2
votes

In the default mesh vertex construction we do this.

//v = vertex, p = position, c = color
buffer = { v0 , p0, c0,
           v1 , p0, c0,
           v2 , p0, c0  };

And we have an triangle. But I want to reuse the obvious attributes something like this:

//p and c are the same for all vertexes
buffer = { v0, p0, c0 ,
           v1, 
           v2 };

We can do this with uniform values on the shader, but i will render thousands of triangles with different positions on the same buffer:

buffer = { v0, p0, c0 ,
           v1, 
           v2,
           v3, p1, c1,
           v4,
           v5, 
           v6, p2, c2,
           ...};

My solutions for now is:

1) Send a copy of attributes for each vertex like first example (don´t want to, but may be the best solution).
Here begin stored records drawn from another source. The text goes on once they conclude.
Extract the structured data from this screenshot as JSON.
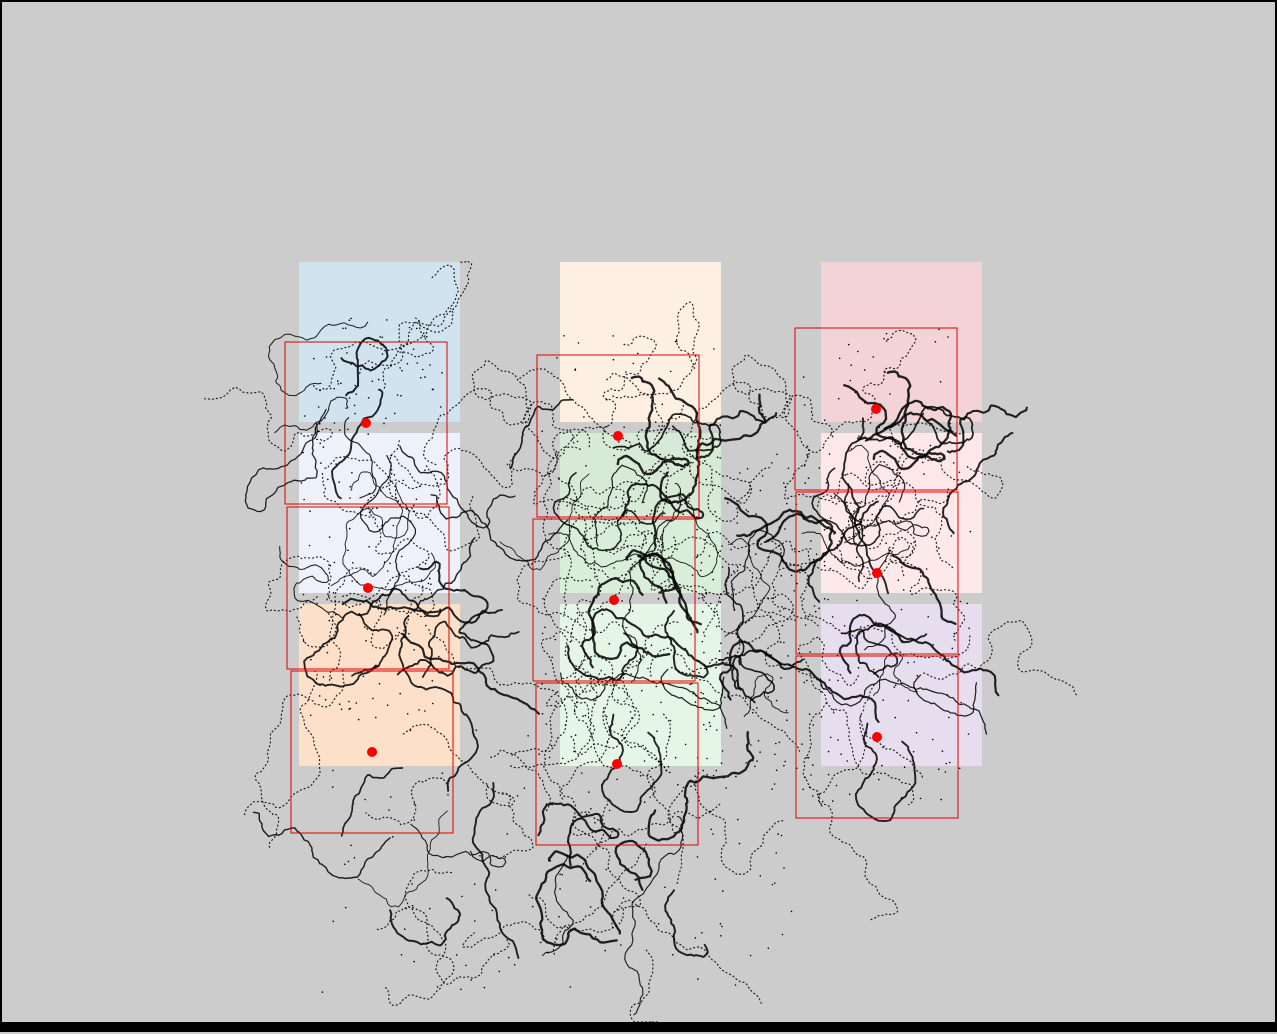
{
  "tiles": [
    {
      "name": "tile-col1-row1",
      "color": "#d1e3ef"
    },
    {
      "name": "tile-col1-row2",
      "color": "#edf1fa"
    },
    {
      "name": "tile-col1-row3",
      "color": "#eef1f9"
    },
    {
      "name": "tile-col1-row4",
      "color": "#fde0c9"
    },
    {
      "name": "tile-col2-row1",
      "color": "#fdf0e3"
    },
    {
      "name": "tile-col2-row2",
      "color": "#d6ead6"
    },
    {
      "name": "tile-col2-row3",
      "color": "#d9eed9"
    },
    {
      "name": "tile-col2-row4",
      "color": "#e6f6e6"
    },
    {
      "name": "tile-col3-row1",
      "color": "#f3d3d6"
    },
    {
      "name": "tile-col3-row2",
      "color": "#fde7e8"
    },
    {
      "name": "tile-col3-row3",
      "color": "#fde9ea"
    },
    {
      "name": "tile-col3-row4",
      "color": "#e6deee"
    }
  ],
  "marker_color": "#ff0000",
  "box_color": "#e00000",
  "trace_color": "#000000",
  "background_color": "#cccccc"
}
2) Send an index attribute(for search) and uniform array for position/color (Uniform size limit problem?)

3) Best solution?

2
The performance loss for the (very minor) memory benefit of doing this is generally not worth it, there's no clean way of doing this. And with most models that you load in, you're going to have mostly unique texture coordinates and normals. - Robert Rouhani
This really seems like false economy to me. I'd worry more about GPU efficiency before worrying about a bit of 'redundant' data. Compared to texture memory requirements, it's nothing. - Brett Hale
In addition to (or in spite of!) what I said before, you might find provoking vertex to be of some use. - Brett Hale
Your question doesn't make sense. A position is part of the vertex; it is a component of the vertex. So what part of v0 is different from v1 if you don't change the position or the color. In short, what do you mean by "vertex" here? - Nicol Bolas
What i mean is: A triangle have 3 point that define their model. I can send 3 position, or 3 color or whatever. But normaly these 3 positions are the same for the 3 points of the triangle. And I want to know if there is a way to reduce this redudance of positions(or color, etc). When sending for eg. one thousand of triangles i´m sending 3 thousands of points and the same size of positions, colors etc. If you use one position per triangle you cut this by 2/3. Since I will work with probably millions of triangles, cutting 2 millions of floats seems a good idea ;p - Patric

2 Answers

3
votes
//p and c are the same for all vertexes

No, they are not. A vertex is the whole combination of v, p and c in your case. Change one of them, and you got an entirely different vertex. Common misconception, but that's how it works

2
votes

Assuming you are not on an ancient hardware, and vertex memory isn't really that significant, just copy the data and keep each vertex with a full set of attributes. It certainly won't be slower.

"Reusing" data in such a way usually results in a perfomance drop, because GPU can't optimize the data access; it has to do complicated things you want to do instead.